ANCIENT AKKADIAN-ASSYRIAN CALENDAR - ($40 US)
1800 BC replica
Stone-cast disc, brown-ochre hydrostone, 120 mm (4.75 inches), 10 mm thickness (approx half inch) with parchment description.
Reproduction of an Akkadian calendar tablet discovered in 1910 by Walter Andrae, who led the 1908 German expedition on the ancient site of Ashur. Originally a colony of Babylonia, the city of Ashur on the Tigris became the first capitol of Assyria, to which it gave it's name. To date, approximately 25,000 tablets have been excavated from this site.
Calendar tablets like this and others discovered at Mari in Syria, make it clear that the Semitic Akkadians possessed a highly developed calendar by 1800 BC, with allocations based on a 29 and 30 day lunar month. In the city of Ashur, the years bore the name of the official elected for the year, who was known as the Limmu. Along with the regent's name seal, the Assyrian months are inscribed upon the tablet in Akkadian Cuneiform and named as, Sipim, Qarratim, Kanwarta, Telnatim, Kuzali, Allanatim, Bel-Tiekallim, Sa Sarratim, Marmak Assur Sa Kinatim, Mahhurili, Ab Sarrani and Hubur.
In the 18th century BC, the Babylonian Empire standardized the year by adopting the ancient Sumerian calendar of the sacred city of Nippur. The priests there used a calendar which integrated the lunar year of 354 days and brought it in line with the solar-agricultural year by use of an "intercalated" cycle of months.

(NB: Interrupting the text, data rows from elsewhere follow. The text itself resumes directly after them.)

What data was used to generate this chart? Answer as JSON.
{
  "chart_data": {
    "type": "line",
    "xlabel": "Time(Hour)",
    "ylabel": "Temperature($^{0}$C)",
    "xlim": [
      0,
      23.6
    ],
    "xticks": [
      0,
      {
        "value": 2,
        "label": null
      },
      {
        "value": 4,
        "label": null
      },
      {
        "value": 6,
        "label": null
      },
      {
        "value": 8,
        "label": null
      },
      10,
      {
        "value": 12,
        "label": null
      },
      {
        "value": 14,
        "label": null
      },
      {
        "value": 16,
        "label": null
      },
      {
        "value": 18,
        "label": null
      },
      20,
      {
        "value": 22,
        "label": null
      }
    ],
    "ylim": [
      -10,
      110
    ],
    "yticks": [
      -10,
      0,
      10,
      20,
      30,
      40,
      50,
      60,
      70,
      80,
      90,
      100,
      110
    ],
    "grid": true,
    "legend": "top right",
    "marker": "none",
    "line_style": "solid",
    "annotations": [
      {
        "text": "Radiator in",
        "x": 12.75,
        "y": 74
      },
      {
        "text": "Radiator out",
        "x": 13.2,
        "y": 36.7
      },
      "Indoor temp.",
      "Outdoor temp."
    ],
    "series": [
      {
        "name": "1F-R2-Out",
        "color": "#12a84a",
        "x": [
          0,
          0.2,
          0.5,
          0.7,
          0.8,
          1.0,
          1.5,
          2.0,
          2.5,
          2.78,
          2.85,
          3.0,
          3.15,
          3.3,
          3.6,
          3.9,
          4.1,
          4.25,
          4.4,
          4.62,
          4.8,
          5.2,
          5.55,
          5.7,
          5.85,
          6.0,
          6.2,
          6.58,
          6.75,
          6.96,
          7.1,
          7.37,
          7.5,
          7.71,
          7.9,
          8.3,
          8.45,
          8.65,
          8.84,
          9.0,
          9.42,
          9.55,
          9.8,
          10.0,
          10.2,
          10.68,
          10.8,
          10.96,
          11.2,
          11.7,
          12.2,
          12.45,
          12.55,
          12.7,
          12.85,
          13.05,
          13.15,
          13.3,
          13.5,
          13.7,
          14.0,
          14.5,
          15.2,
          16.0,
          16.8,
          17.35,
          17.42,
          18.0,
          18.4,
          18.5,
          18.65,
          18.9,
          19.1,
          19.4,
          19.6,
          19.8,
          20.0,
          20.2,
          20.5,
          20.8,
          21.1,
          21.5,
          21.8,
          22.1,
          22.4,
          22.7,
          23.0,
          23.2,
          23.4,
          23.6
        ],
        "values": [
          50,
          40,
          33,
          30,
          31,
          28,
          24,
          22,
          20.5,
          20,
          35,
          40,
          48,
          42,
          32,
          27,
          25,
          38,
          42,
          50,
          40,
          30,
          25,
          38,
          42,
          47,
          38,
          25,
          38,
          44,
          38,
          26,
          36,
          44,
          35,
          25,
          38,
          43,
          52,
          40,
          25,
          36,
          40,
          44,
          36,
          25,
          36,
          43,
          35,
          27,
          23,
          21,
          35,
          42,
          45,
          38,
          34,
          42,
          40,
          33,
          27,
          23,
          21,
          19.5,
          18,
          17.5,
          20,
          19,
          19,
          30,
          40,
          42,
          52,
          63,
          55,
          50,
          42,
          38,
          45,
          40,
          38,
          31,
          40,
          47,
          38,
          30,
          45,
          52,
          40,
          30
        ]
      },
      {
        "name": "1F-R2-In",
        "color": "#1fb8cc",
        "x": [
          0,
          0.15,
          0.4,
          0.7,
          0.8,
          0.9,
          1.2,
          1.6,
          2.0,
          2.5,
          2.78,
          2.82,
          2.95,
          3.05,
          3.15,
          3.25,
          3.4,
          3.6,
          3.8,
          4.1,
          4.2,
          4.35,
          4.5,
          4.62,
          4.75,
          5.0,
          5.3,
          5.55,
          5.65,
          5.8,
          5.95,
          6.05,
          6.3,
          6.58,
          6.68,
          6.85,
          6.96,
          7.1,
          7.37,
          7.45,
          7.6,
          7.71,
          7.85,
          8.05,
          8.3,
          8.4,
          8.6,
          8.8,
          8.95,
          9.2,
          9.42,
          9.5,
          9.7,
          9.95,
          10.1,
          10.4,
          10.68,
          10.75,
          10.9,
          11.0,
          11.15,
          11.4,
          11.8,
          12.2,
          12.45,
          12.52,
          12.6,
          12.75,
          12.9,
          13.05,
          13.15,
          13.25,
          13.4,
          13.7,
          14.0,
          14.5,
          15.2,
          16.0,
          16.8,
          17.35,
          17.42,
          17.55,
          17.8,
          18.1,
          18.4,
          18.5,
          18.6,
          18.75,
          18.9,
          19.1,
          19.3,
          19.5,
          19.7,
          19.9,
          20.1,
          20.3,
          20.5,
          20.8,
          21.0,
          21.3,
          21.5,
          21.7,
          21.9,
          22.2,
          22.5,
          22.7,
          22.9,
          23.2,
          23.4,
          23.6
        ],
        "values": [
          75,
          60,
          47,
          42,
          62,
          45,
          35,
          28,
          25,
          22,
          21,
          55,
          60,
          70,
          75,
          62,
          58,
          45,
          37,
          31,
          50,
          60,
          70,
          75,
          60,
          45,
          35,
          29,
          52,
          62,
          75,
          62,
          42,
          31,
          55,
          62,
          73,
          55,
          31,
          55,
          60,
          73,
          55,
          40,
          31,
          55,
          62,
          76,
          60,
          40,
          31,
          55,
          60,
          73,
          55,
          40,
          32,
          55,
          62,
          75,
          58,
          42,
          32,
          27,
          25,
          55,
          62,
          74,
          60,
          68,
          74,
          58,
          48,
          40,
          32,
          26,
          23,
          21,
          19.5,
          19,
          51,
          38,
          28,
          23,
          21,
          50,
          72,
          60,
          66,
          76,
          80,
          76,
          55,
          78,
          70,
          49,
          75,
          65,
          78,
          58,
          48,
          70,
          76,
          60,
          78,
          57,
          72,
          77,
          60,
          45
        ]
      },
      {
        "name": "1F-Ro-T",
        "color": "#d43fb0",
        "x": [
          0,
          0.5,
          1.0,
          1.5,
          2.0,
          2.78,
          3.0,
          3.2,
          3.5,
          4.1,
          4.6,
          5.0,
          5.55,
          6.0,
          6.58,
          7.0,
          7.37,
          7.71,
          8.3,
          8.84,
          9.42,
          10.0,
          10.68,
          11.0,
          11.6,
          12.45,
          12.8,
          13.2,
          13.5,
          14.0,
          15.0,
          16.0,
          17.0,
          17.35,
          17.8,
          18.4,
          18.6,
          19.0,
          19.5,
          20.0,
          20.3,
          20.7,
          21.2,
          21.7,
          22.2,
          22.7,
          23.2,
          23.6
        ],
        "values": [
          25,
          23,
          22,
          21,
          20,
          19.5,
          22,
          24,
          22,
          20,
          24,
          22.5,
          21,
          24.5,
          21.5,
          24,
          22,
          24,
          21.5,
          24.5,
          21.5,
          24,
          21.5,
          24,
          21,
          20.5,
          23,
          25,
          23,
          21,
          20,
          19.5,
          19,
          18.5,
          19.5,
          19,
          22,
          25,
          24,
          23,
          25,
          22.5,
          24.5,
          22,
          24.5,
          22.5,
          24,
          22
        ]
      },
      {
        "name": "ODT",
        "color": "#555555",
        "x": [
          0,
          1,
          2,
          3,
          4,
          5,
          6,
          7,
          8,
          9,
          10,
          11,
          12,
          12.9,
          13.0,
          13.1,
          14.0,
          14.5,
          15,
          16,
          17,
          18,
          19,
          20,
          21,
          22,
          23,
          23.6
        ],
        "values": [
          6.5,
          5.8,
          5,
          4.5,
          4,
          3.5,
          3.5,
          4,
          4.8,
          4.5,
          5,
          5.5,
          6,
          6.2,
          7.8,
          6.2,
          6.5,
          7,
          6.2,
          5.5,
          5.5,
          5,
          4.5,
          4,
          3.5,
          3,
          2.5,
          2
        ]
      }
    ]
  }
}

The power and prestige of Babylon assured the success of the new calendar, which began in the Spring on Nissanu 1.
The new Babylonian month names supplanted the old Assyrian and by the time Assyria rose to power the Babylonian luni-solar calendar was in common use.
Deeply rooted in ritual and tradition the Assyrian New Year falls on April 1st of every year. Arguably one of the most important events of the Assyrian year, it is still called 'Khab-Nissan' and celebrated among Assyrians worldwide. According to this calendar, it is currently the year 6758 "since civilization began" after the Flood.